The sheriff’s office said dispatchers received a 911 call reporting “two black males in the Walmart on Burbank shooting.”
Audio of the call released Tuesday afternoon contains a woman’s voice saying over: “They’re shooting, ma’am. They’re shooting, they’re shooting, they’re shooting.”
The woman is unable to answer questions from dispatchers about where she is and what’s happening. She’s gasping for air and seems to be running out of the store while speaking with dispatchers. The caller finally states there were two black males shooting but she doesn’t know where inside the store they’re located.
Officials said in their revised account of incident that it began when two men started arguing while waiting in line at the customer service desk. One of them went outside the store and retrieved a pair of scissors, brandishing them in a stabbing motion, sheriff’s office spokesman Col. Bryan White said Tuesday evening. The second man drew a gun in response. The man with the scissors then dropped his weapon and turned to run — but then came back to retrieve the scissors before fleeing. White said that’s when someone yelled there was a gun, and “all hell broke loose.”
Officials said “panicked customers were running from the front and rear entrances to the store, and told initial responding deputies that they could hear ‘popping’ sounds that they believed to be gunshots.” White said investigators are still hearing from witnesses who believe shots were fired.
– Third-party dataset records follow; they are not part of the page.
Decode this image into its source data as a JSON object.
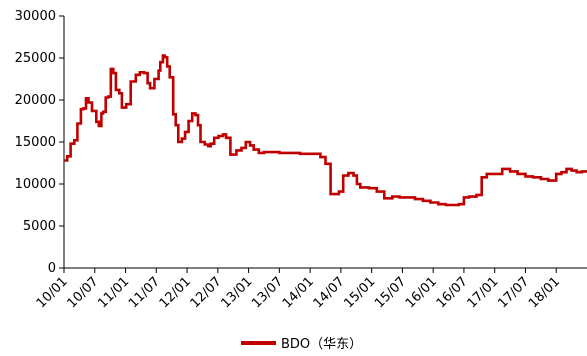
{
  "chart_data": {
    "type": "line",
    "title": "",
    "xlabel": "",
    "ylabel": "",
    "ylim": [
      0,
      30000
    ],
    "y_ticks": [
      0,
      5000,
      10000,
      15000,
      20000,
      25000,
      30000
    ],
    "y_tick_labels": [
      "0",
      "5000",
      "10000",
      "15000",
      "20000",
      "25000",
      "30000"
    ],
    "x_range": [
      "2010-01",
      "2018-07"
    ],
    "x_ticks": [
      "2010-01",
      "2010-07",
      "2011-01",
      "2011-07",
      "2012-01",
      "2012-07",
      "2013-01",
      "2013-07",
      "2014-01",
      "2014-07",
      "2015-01",
      "2015-07",
      "2016-01",
      "2016-07",
      "2017-01",
      "2017-07",
      "2018-01"
    ],
    "x_tick_labels": [
      "10/01",
      "10/07",
      "11/01",
      "11/07",
      "12/01",
      "12/07",
      "13/01",
      "13/07",
      "14/01",
      "14/07",
      "15/01",
      "15/07",
      "16/01",
      "16/07",
      "17/01",
      "17/07",
      "18/01"
    ],
    "grid": false,
    "legend_position": "bottom",
    "series": [
      {
        "name": "BDO（华东）",
        "color": "#c00000",
        "step": true,
        "x": [
          "2010-01-05",
          "2010-01-20",
          "2010-02-10",
          "2010-03-01",
          "2010-03-20",
          "2010-04-10",
          "2010-04-25",
          "2010-05-10",
          "2010-05-25",
          "2010-06-15",
          "2010-07-10",
          "2010-07-25",
          "2010-08-10",
          "2010-08-20",
          "2010-09-05",
          "2010-09-20",
          "2010-10-05",
          "2010-10-20",
          "2010-11-05",
          "2010-11-25",
          "2010-12-10",
          "2011-01-05",
          "2011-02-01",
          "2011-03-01",
          "2011-03-25",
          "2011-04-20",
          "2011-05-10",
          "2011-05-25",
          "2011-06-20",
          "2011-07-15",
          "2011-07-25",
          "2011-08-10",
          "2011-08-20",
          "2011-09-05",
          "2011-09-20",
          "2011-10-10",
          "2011-10-25",
          "2011-11-10",
          "2011-12-01",
          "2011-12-20",
          "2012-01-10",
          "2012-02-01",
          "2012-02-20",
          "2012-03-05",
          "2012-03-20",
          "2012-04-15",
          "2012-05-05",
          "2012-05-20",
          "2012-06-10",
          "2012-07-05",
          "2012-08-01",
          "2012-08-20",
          "2012-09-15",
          "2012-10-20",
          "2012-11-20",
          "2012-12-15",
          "2013-01-10",
          "2013-02-01",
          "2013-03-01",
          "2013-04-01",
          "2013-05-01",
          "2013-07-01",
          "2013-09-01",
          "2013-11-01",
          "2014-01-01",
          "2014-03-01",
          "2014-04-01",
          "2014-05-01",
          "2014-06-01",
          "2014-06-20",
          "2014-07-15",
          "2014-08-15",
          "2014-09-15",
          "2014-10-05",
          "2014-10-25",
          "2014-11-15",
          "2014-12-15",
          "2015-02-01",
          "2015-03-15",
          "2015-05-01",
          "2015-06-15",
          "2015-08-01",
          "2015-09-15",
          "2015-11-01",
          "2015-12-15",
          "2016-02-01",
          "2016-03-15",
          "2016-04-15",
          "2016-06-01",
          "2016-07-01",
          "2016-08-01",
          "2016-09-15",
          "2016-10-15",
          "2016-11-15",
          "2017-01-01",
          "2017-02-15",
          "2017-04-01",
          "2017-05-15",
          "2017-07-01",
          "2017-08-15",
          "2017-10-01",
          "2017-11-15",
          "2018-01-01",
          "2018-02-01",
          "2018-03-01",
          "2018-04-01",
          "2018-05-01",
          "2018-06-01",
          "2018-07-01"
        ],
        "y": [
          12800,
          13300,
          14800,
          15200,
          17200,
          18900,
          19000,
          20200,
          19700,
          18700,
          17400,
          16900,
          18400,
          18600,
          20300,
          20400,
          23700,
          23200,
          21200,
          20800,
          19100,
          19500,
          22200,
          23000,
          23300,
          23200,
          22000,
          21400,
          22500,
          23500,
          24500,
          25300,
          25100,
          24000,
          22700,
          18300,
          17000,
          15000,
          15400,
          16200,
          17500,
          18400,
          18200,
          17000,
          15000,
          14700,
          14500,
          14800,
          15500,
          15700,
          15900,
          15500,
          13500,
          14000,
          14300,
          15000,
          14600,
          14100,
          13700,
          13800,
          13800,
          13700,
          13700,
          13600,
          13600,
          13200,
          12400,
          8800,
          8800,
          9100,
          11000,
          11300,
          11000,
          10000,
          9600,
          9600,
          9500,
          9100,
          8300,
          8500,
          8400,
          8400,
          8200,
          8000,
          7800,
          7600,
          7500,
          7500,
          7600,
          8400,
          8500,
          8700,
          10800,
          11200,
          11200,
          11800,
          11500,
          11200,
          10900,
          10800,
          10600,
          10400,
          11200,
          11400,
          11800,
          11600,
          11400,
          11500,
          11500
        ]
      }
    ]
  }
}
He said it’s unclear where those sounds came from during the chaos.
Deputies went inside the store and did a security sweep after arriving on scene. They found no shooting victims.
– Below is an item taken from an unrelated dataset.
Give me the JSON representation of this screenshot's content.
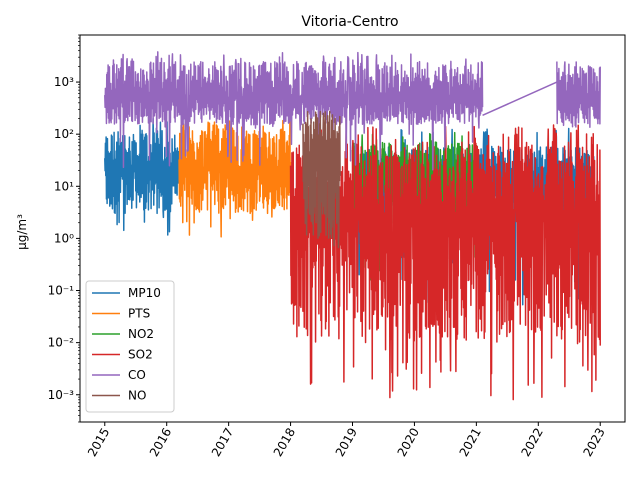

Ultimately the man who pulled the gun was detained and later found to be legally in possession of his firearm, which officials said was drawn in self-defense. He also had a concealed carry permit. The man who brandished the scissors fled the scene and remains at large, according to the sheriff’s office.
Authorities are still investigating what started the argument, but they don’t believe the two men knew each other before this.
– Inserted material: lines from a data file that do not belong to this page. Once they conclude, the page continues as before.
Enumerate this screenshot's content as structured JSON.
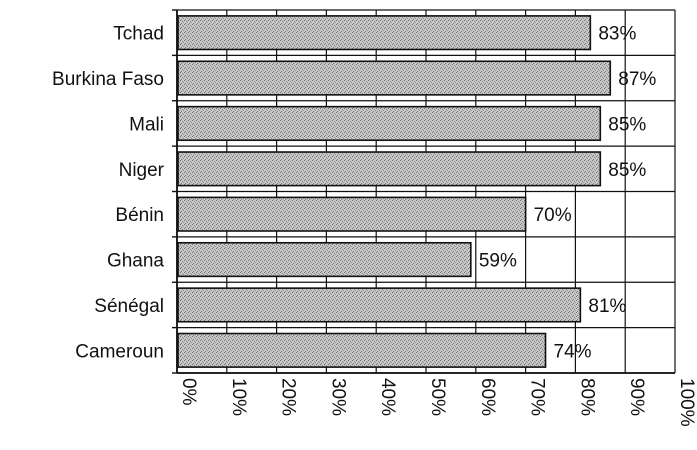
{
  "chart_data": {
    "type": "bar",
    "orientation": "horizontal",
    "categories": [
      "Tchad",
      "Burkina Faso",
      "Mali",
      "Niger",
      "Bénin",
      "Ghana",
      "Sénégal",
      "Cameroun"
    ],
    "values": [
      83,
      87,
      85,
      85,
      70,
      59,
      81,
      74
    ],
    "value_labels": [
      "83%",
      "87%",
      "85%",
      "85%",
      "70%",
      "59%",
      "81%",
      "74%"
    ],
    "xlim": [
      0,
      100
    ],
    "x_ticks": [
      "0%",
      "10%",
      "20%",
      "30%",
      "40%",
      "50%",
      "60%",
      "70%",
      "80%",
      "90%",
      "100%"
    ],
    "grid": true,
    "bar_fill": "#b8b8b8",
    "bar_stroke": "#111111"
  }
}
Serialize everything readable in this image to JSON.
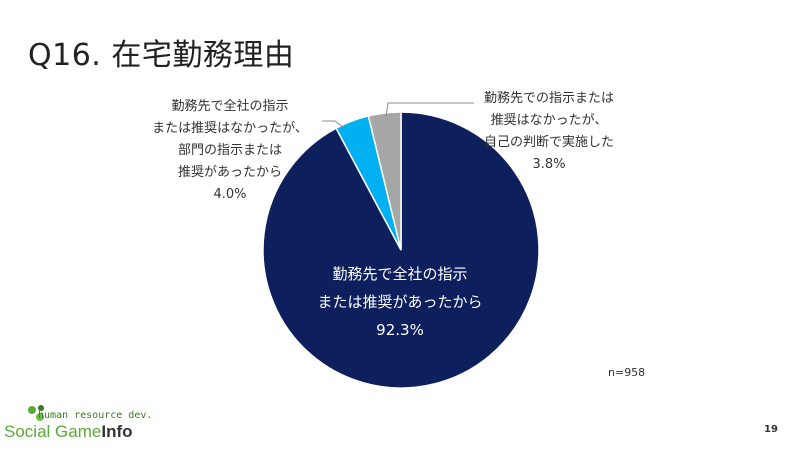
{
  "slide": {
    "title": "Q16. 在宅勤務理由",
    "sample_size": "n=958",
    "page_number": "19"
  },
  "labels": {
    "left": "勤務先で全社の指示\nまたは推奨はなかったが、\n部門の指示または\n推奨があったから\n4.0%",
    "right": "勤務先での指示または\n推奨はなかったが、\n自己の判断で実施した\n3.8%",
    "center": "勤務先で全社の指示\nまたは推奨があったから\n92.3%"
  },
  "logo": {
    "tagline": "human resource dev.",
    "social": "Social",
    "game": "Game",
    "info": "Info"
  },
  "chart_data": {
    "type": "pie",
    "title": "",
    "start_angle_deg": 0,
    "direction": "clockwise",
    "slices": [
      {
        "label": "勤務先で全社の指示または推奨があったから",
        "value": 92.3,
        "color": "#0d1f5c"
      },
      {
        "label": "勤務先で全社の指示または推奨はなかったが、部門の指示または推奨があったから",
        "value": 4.0,
        "color": "#00b0f0"
      },
      {
        "label": "勤務先での指示または推奨はなかったが、自己の判断で実施した",
        "value": 3.8,
        "color": "#a6a6a6"
      }
    ]
  }
}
Gautreaux said that, given the information authorities received from the 911 call and witnesses exiting the store, law enforcement “responded with what we feel is appropriate.”
Several dozen law enforcement vehicles blocked off the area Tuesday afternoon, closing down both Burbank Drive and Bluebonnet Boulevard for hours. The store was evacuated immediately and remained closed for the rest of the afternoon. The response included police helicopters.
In the moments after the men drew their weapons near the customer service desk, Walmart employees were issued a “code red” signal, which means an active shooter situation, Walmart department manager Porcha Videau said at the scene. She had joined dozens of other employees as everyone ran from the store and regrouped at a gas station across the street while law enforcement gathered evidence.
One woman had been enjoying her day off when she saw news alerts that her coworkers were being evacuated because of a shooting, so she drove over to provide moral support and make sure they were all safe.
Videau said employees had undergone active shooter training Monday, the day after the attack this past weekend in El Paso that killed 22 and injured more than two dozen others.
“I had just got back from my lunch break when people started yelling ‘code red’ and I just started running. I went into panic mode. We all did — people with kids, babies, just running,” she said. “Even with all the recent shootings, you think it will never happen at your Walmart. But it can happen anywhere.”